USD to CAD Lower on NAFTA Delays

By MoneyWay | May 17, 2018

It appears that the upcoming NAFTA deadline will come and go with no results. Trump’s trade chief, Robert Lighthizer, has indicated that the deadline will not be met. Since it normally takes years for trade talks to be thoroughly analyzed and agreed upon, analysts believe that while all three countries are still negotiating, there is still a chance for an agreement sooner than later.

Oil prices have reached four year highs, with yesterday’s lower inventory numbers and the prospects of renewed Iran sanctions, oil reached $80 USD a barrel for North Sea Brent, while in North America oil was over $72 USD for West Texas. One major European oil company, Total SA, has announced that it has stopped further investments in Iran , as a result of the new sanctions. It feels that the risks are just too great at this time.

Expect the USDCAD to remain a little range bound even with stronger oil prices, as the uncertainty of the NAFTA talks overhangs the market.

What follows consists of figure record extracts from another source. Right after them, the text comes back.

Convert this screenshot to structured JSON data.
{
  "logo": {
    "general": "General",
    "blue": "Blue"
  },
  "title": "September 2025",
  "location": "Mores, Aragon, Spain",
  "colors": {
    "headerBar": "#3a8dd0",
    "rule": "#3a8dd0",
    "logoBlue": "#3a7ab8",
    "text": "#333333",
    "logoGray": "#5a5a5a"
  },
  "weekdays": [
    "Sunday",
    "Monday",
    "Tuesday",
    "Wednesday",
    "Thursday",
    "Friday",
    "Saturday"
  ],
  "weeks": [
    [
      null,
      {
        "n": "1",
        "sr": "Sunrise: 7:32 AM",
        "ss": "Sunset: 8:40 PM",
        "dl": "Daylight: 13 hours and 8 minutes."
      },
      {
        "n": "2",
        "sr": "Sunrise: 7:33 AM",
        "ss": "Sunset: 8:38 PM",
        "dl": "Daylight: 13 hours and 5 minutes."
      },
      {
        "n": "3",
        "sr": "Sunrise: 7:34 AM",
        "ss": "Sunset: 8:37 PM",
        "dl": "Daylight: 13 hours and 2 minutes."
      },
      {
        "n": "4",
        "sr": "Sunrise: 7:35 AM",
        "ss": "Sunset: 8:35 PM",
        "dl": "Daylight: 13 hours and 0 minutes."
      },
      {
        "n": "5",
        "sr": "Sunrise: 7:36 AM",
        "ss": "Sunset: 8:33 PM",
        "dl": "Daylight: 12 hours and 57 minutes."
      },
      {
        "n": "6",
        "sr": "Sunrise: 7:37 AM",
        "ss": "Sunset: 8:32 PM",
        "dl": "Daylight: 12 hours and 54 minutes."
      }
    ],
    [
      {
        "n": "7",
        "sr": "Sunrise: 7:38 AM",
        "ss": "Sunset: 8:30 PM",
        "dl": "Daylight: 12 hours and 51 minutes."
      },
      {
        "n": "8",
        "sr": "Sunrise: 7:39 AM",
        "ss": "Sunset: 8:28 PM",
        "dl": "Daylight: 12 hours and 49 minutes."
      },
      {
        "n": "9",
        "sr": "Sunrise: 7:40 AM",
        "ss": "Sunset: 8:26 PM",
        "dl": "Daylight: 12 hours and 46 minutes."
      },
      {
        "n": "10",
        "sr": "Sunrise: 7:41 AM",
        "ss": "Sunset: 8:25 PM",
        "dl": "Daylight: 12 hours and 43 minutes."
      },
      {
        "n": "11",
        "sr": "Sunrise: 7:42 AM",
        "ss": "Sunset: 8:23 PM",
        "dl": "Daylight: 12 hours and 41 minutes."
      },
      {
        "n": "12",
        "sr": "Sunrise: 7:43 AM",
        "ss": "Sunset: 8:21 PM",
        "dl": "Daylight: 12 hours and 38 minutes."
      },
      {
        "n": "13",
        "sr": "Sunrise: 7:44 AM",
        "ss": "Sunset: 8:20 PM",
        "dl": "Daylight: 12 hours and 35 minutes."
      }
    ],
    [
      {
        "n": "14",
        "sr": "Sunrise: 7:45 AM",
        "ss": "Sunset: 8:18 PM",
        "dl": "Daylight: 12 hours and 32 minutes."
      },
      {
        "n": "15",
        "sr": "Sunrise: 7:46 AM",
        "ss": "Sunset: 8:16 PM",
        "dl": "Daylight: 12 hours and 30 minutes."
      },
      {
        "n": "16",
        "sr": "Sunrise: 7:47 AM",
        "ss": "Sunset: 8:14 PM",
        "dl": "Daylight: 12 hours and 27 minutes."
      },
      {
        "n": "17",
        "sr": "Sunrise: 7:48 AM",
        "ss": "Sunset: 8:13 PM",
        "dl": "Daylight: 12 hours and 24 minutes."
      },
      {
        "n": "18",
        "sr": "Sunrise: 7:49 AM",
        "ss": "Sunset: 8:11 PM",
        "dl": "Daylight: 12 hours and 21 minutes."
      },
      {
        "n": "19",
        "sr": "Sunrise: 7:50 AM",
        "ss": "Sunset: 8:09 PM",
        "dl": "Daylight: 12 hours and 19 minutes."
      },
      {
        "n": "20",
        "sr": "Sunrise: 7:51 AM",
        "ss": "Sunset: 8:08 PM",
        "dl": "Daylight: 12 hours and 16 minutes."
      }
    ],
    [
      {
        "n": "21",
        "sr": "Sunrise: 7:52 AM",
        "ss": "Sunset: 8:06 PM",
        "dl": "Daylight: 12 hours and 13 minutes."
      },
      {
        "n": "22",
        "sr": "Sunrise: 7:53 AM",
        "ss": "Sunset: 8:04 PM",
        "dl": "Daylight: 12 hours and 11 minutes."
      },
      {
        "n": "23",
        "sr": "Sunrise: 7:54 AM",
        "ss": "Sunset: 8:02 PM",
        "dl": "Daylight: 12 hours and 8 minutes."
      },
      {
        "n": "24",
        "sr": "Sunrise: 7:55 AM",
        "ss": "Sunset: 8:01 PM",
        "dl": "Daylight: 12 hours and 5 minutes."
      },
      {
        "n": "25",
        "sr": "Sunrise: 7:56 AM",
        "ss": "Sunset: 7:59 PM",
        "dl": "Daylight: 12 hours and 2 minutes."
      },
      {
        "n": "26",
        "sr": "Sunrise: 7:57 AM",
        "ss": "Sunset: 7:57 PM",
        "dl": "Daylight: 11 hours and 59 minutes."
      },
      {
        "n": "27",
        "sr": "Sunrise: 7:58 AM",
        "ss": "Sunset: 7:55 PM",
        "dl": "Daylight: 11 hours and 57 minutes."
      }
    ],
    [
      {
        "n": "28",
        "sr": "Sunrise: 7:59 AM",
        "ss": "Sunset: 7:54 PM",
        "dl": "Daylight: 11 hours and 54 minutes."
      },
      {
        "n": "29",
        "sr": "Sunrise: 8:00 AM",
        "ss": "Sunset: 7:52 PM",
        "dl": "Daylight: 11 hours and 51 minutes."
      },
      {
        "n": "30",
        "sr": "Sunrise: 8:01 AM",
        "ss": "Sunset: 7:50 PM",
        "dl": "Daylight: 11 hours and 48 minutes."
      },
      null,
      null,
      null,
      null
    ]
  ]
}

Support                                Resistance

USDCAD   1.2797, 1.2788, 1.2783               1.2815, 1.2820, 1.2845

XE Market Analysis: North America – May 17, 2018

USD-CAD flopped back to the mid 1.2700s after flipping to a peak of 1.2924 earlier in the week. The recent ramp up in U.S. yields has been a support on the one hand, while the concurrent ramp up in oil prices have been a downward driver on the other hand, which have accounted for the choppy price action while leaving USD-CAD showing little net direction over the last week. We expect more of the same. Support comes in at 1.2729-30.

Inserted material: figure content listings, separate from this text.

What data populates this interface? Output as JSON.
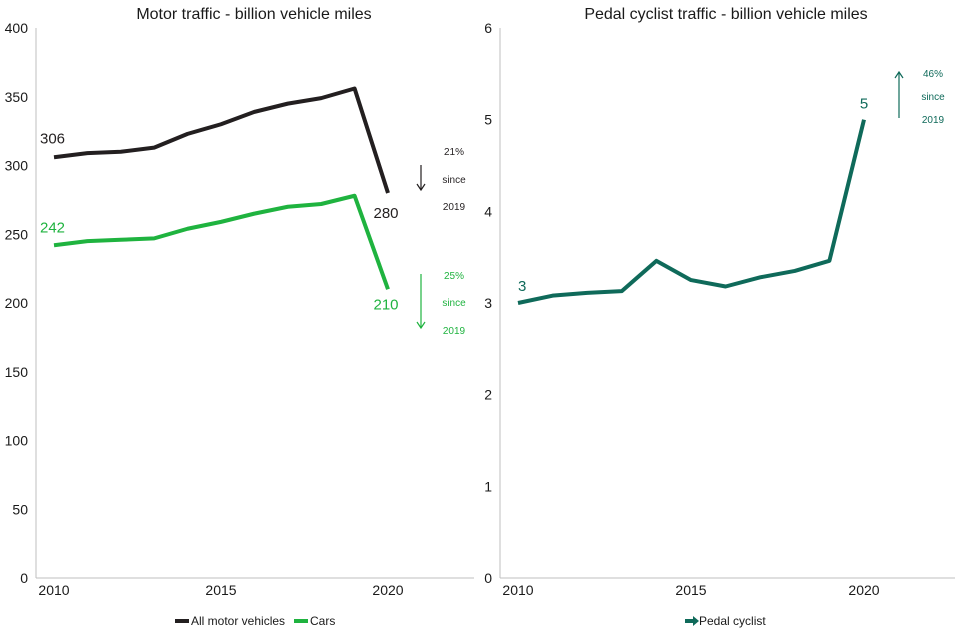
{
  "chart_data": [
    {
      "type": "line",
      "title": "Motor traffic - billion vehicle miles",
      "x": [
        2010,
        2011,
        2012,
        2013,
        2014,
        2015,
        2016,
        2017,
        2018,
        2019,
        2020
      ],
      "x_ticks": [
        "2010",
        "2015",
        "2020"
      ],
      "ylim": [
        0,
        400
      ],
      "y_ticks": [
        "0",
        "50",
        "100",
        "150",
        "200",
        "250",
        "300",
        "350",
        "400"
      ],
      "grid": false,
      "legend": "bottom",
      "series": [
        {
          "name": "All motor vehicles",
          "color": "#231f20",
          "values": [
            306,
            309,
            310,
            313,
            323,
            330,
            339,
            345,
            349,
            356,
            280
          ],
          "start_label": "306",
          "end_label": "280"
        },
        {
          "name": "Cars",
          "color": "#1fb33f",
          "values": [
            242,
            245,
            246,
            247,
            254,
            259,
            265,
            270,
            272,
            278,
            210
          ],
          "start_label": "242",
          "end_label": "210"
        }
      ],
      "annotations": [
        {
          "lines": [
            "21%",
            "since",
            "2019"
          ],
          "direction": "down",
          "color": "#231f20"
        },
        {
          "lines": [
            "25%",
            "since",
            "2019"
          ],
          "direction": "down",
          "color": "#1fb33f"
        }
      ]
    },
    {
      "type": "line",
      "title": "Pedal cyclist traffic - billion vehicle miles",
      "x": [
        2010,
        2011,
        2012,
        2013,
        2014,
        2015,
        2016,
        2017,
        2018,
        2019,
        2020
      ],
      "x_ticks": [
        "2010",
        "2015",
        "2020"
      ],
      "ylim": [
        0,
        6
      ],
      "y_ticks": [
        "0",
        "1",
        "2",
        "3",
        "4",
        "5",
        "6"
      ],
      "grid": false,
      "legend": "bottom",
      "series": [
        {
          "name": "Pedal cyclist",
          "color": "#0f6a5a",
          "values": [
            3.0,
            3.08,
            3.11,
            3.13,
            3.46,
            3.25,
            3.18,
            3.28,
            3.35,
            3.46,
            5.0
          ],
          "start_label": "3",
          "end_label": "5"
        }
      ],
      "annotations": [
        {
          "lines": [
            "46%",
            "since",
            "2019"
          ],
          "direction": "up",
          "color": "#0f6a5a"
        }
      ]
    }
  ]
}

EUR-USD has turned back under 1.1800 after rebound gains stalled at 1.1837. The political evolutions in Italy have continued to see Italian yields rise, and with them other peripheral Eurozone sovereign yields while safe-haven demand for German paper has suppressed Bund yields, which in turn has been weighing on the euro. We expect the directional bias will remain to the downside in EUR-USD, which yesterday clocked a five-month low at 1.1763. The pair is in what is now its fifth consecutive weekly decline, which has been structured on the dollar’s rising yield advantage. Resistance is at 1.1845.